The Shakespeare Conference: SHK 8.0357.  Friday, 14 March 1997.

[1]     From:   Sean K. Lawrence <This email address is being protected from spambots. You need JavaScript enabled to view it.>
        Date:   Thursday, 13 Mar 1997 21:00:00 -0800
        Subj:   Re: SHK 8.0353  Re: Ideology

[2]     From:   Paul Hawkins <This email address is being protected from spambots. You need JavaScript enabled to view it.>
        Date:   Friday, 14 Mar 1997 06:49:23 -0500 (EST)
        Subj:   Re: SHK 8.0353 Re: Ideology


[1]-----------------------------------------------------------------
From:           Sean K. Lawrence <This email address is being protected from spambots. You need JavaScript enabled to view it.>
Date:           Thursday, 13 Mar 1997 21:00:00 -0800
Subject: 8.0353  Re: Ideology
Comment:        Re: SHK 8.0353  Re: Ideology

Terry:

The sentence you yourself quoted shows Paul asking for "a demonstration
of the 'irreducibly ideological content' of, for instance, T.S. Eliot's
judgement that Hamlet is an 'artistic failure'."

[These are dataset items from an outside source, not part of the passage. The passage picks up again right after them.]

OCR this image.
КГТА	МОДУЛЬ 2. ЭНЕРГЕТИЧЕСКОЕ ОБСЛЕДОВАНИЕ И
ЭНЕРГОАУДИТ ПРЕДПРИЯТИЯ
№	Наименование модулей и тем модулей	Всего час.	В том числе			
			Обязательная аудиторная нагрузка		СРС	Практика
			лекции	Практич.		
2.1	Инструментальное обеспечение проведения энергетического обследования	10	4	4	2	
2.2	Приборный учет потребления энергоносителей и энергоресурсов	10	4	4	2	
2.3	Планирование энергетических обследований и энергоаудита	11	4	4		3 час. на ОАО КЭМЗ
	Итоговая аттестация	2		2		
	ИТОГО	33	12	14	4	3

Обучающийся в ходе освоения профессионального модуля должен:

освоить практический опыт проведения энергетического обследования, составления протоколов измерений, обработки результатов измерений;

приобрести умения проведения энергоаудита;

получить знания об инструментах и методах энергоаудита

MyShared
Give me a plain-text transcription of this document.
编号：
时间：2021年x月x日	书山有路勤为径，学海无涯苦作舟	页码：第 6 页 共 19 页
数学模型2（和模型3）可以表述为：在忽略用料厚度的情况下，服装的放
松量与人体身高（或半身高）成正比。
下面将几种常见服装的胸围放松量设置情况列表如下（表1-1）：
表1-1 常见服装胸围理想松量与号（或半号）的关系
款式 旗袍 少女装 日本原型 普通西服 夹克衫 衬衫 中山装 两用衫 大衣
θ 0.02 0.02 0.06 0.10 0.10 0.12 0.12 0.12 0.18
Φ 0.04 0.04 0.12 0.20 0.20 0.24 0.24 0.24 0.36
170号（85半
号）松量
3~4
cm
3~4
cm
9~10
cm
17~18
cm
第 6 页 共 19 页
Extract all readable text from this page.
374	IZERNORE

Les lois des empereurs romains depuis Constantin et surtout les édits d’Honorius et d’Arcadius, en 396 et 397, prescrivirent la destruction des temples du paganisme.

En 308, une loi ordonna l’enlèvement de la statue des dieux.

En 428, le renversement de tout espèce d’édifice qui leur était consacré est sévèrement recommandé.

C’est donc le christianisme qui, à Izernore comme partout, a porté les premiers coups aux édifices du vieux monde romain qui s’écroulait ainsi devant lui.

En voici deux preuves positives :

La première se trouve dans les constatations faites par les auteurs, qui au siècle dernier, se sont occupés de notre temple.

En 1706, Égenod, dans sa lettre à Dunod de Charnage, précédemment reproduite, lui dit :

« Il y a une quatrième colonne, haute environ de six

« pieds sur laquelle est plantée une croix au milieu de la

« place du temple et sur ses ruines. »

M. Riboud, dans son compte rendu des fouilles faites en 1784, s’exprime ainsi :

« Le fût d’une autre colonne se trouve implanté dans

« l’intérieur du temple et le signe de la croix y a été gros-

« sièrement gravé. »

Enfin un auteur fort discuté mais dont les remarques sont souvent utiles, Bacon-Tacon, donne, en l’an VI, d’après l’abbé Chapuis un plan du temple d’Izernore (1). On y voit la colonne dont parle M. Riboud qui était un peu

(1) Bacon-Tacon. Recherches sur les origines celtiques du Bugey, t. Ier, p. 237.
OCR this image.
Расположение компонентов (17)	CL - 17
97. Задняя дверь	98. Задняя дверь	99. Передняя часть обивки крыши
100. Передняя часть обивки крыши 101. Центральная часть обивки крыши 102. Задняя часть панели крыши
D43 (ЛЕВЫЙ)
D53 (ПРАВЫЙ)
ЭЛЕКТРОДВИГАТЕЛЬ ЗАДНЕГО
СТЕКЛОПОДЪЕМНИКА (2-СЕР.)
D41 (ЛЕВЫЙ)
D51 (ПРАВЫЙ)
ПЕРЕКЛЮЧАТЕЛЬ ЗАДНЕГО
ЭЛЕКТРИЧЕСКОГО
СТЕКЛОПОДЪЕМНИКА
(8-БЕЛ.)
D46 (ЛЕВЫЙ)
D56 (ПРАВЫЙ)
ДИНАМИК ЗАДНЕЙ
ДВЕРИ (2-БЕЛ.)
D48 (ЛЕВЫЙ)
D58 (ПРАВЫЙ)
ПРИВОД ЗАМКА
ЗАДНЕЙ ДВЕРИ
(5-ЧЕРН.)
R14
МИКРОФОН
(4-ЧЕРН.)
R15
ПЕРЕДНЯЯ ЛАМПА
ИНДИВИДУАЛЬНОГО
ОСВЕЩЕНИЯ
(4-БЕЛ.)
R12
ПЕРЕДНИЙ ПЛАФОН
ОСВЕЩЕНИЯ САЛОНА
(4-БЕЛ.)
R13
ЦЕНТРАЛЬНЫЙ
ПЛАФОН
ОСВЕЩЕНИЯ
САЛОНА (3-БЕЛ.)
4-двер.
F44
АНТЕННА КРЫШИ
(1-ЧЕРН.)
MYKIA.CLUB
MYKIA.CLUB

You didn't produce one.  You made a reasonably interesting hypothesis in
that regard, though marred by your implicit claiming of god-like powers
to tell what Eliot's criticism was *really* about.  You did not,
however, show that Eliot's views are "irreducibly ideological".  One
might, just for fun, hypothesize other motivations for the actions of
Eliot's character.  To prove his reading "irreducibly ideological" is,
of course, impossible, but the case against aesthetics seems to be built
on just this impossible claim.

Cheers,
Sean

[2]-------------------------------------------------------------
From:           Paul Hawkins <This email address is being protected from spambots. You need JavaScript enabled to view it.>
Date:           Friday, 14 Mar 1997 06:49:23 -0500 (EST)
Subject: 8.0353 Re: Ideology
Comment:        Re: SHK 8.0353 Re: Ideology

Professor Hawkes's demonstration of the ideological in Eliot's
devaluation of Hamlet suggests that Coriolanus was substituted for
Hamlet as "the culmination of Shakespeare's `tragic successes'" because
Coriolanus better reflects Eliot's view of himself and Woodrow Wilson,
and that an American and Harvard-educated sensibility led him to recoil
from the crudities of the popular cultural material of Hamlet.  I
wouldn't see either view as irreducibly ideological as opposed to
individually aesthetic, but at the same time, neither is wholly
accurate.

Eliot makes clear that it's not the crudity of Shakespeare's materials
that constitutes the flaw, but that their "alteration [to accommodate
the new motive of a mother's guilt] is not complete enough to be
convincing."  And it is not the intractability of the sources that
concerns Eliot, but instead Shakespeare's inability "to impose this
motive successfully upon the intractable materials of the old play."
Hawkes's mock indignation ("How dare it draw on `intractable'
material!") thus misrepresents the thrust and tone of Eliot's essay.

Further, it is not Coriolanus alone that stands, when compared with
Hamlet, `intelligible, self-complete, in the sunlight,' as Professor
Hawkes suggests, but Coriolanus, Antony and Cleopatra, and Othello.
Since in the next paragraph of the essay, Eliot also praises Macbeth, it
is clear that what he is working out is not an ideological preference
for Coriolanus, but an aesthetic preference for every other major
tragedy over Hamlet.

Finally, to say Eliot gives Hamlet an F and Coriolanus an A is of course
to overstate the case:  Hamlet is more "interesting"  than Coriolanus,
testimony to Shakespeare's inability to find "an objective correlative"
for his protagonist's emotion.  Eliot is clearly fascinated by the
problem of the play:  "under compulsion of what experience he attempted
to express the inexpressibly horrible, we cannot ever know." And so it
remains "`the Mona Lisa' of literature."

If this is how an ideological label is assigned to a critic's
position, then it is obviously a process of distortion and reduction.